Obviously, you can’t spend a full day on “active” activities or you would readily burn out, but life is generally more pleasurable when we engage in something active versus passive. It’s more “doing versus seeing. So, take an hour and watch something on YouTube, but make it a relaxation from a number of active activities rather than endlessly watching without getting anything else out of it.
“It takes all kinds” is something I have remind myself when comparing myself to others. If were all the same we would be collectively lesser for it.
Everything is an opportunity cost. That is, if you’re engaging in YouTube you are missing out on something else. It’s fine if that’s the choice you want to make, but understand that you’re “missing out” on hanging out with friends or reading or video games or calling a family member.
I subscribed to too many YouTubes. Then I tried to watch all the good videos from the YouTubes I was subscribed to.
I can sort of almost keep up? If I go and watch YouTube constantly I can clear like 6 months’ backlog in 2 months.

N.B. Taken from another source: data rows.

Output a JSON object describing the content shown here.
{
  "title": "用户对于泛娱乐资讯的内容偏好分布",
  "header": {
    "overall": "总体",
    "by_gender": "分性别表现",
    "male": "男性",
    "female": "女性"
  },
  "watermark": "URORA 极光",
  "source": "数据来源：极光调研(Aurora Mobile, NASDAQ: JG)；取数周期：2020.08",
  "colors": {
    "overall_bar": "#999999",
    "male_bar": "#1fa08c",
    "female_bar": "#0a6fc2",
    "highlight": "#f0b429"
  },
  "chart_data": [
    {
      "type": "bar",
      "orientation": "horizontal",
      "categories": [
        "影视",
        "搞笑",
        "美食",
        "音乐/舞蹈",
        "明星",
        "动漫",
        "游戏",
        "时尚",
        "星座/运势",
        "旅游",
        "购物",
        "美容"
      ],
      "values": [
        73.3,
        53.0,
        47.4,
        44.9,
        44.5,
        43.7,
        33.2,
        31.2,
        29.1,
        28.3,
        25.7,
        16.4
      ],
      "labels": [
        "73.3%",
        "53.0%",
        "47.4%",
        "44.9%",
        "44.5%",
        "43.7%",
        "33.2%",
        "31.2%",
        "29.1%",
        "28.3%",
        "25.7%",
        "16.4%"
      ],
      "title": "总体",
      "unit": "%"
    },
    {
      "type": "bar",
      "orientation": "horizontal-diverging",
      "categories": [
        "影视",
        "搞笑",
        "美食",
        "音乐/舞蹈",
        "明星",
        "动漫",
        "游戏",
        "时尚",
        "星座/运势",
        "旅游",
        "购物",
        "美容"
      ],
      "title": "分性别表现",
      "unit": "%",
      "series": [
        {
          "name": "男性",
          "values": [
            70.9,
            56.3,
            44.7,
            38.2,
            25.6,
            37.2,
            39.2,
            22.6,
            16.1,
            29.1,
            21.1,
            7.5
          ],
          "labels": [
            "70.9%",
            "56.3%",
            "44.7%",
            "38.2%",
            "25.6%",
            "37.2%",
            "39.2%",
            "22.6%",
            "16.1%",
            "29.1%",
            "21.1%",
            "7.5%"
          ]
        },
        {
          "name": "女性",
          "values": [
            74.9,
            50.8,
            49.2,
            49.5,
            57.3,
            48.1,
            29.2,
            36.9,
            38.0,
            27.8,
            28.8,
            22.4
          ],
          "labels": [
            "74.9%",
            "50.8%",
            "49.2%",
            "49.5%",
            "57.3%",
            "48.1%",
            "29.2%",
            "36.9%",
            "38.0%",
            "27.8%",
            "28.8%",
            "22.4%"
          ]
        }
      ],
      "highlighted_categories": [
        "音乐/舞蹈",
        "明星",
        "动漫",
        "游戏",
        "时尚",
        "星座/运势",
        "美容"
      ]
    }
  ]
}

But then at the end of the 2 months I’m like, was all that stuff really any better than the new stuff that’s showing up today? Or than the other stuff I would have been watching or listening to? And the answer is really no.
So I think next time I take an interest in YouTube I’m not going to try and clear the backlog. It’s not like it won’t be there later; if I hear of a great video, I can go and watch it. And anything that won’t be there latter is deliberately designed to exclude me, so why would I want it?
Whatever you decide to participate in, you’re participating in that thing. You can’t actually participate in anything if you keep going around trying to participate in everything at once.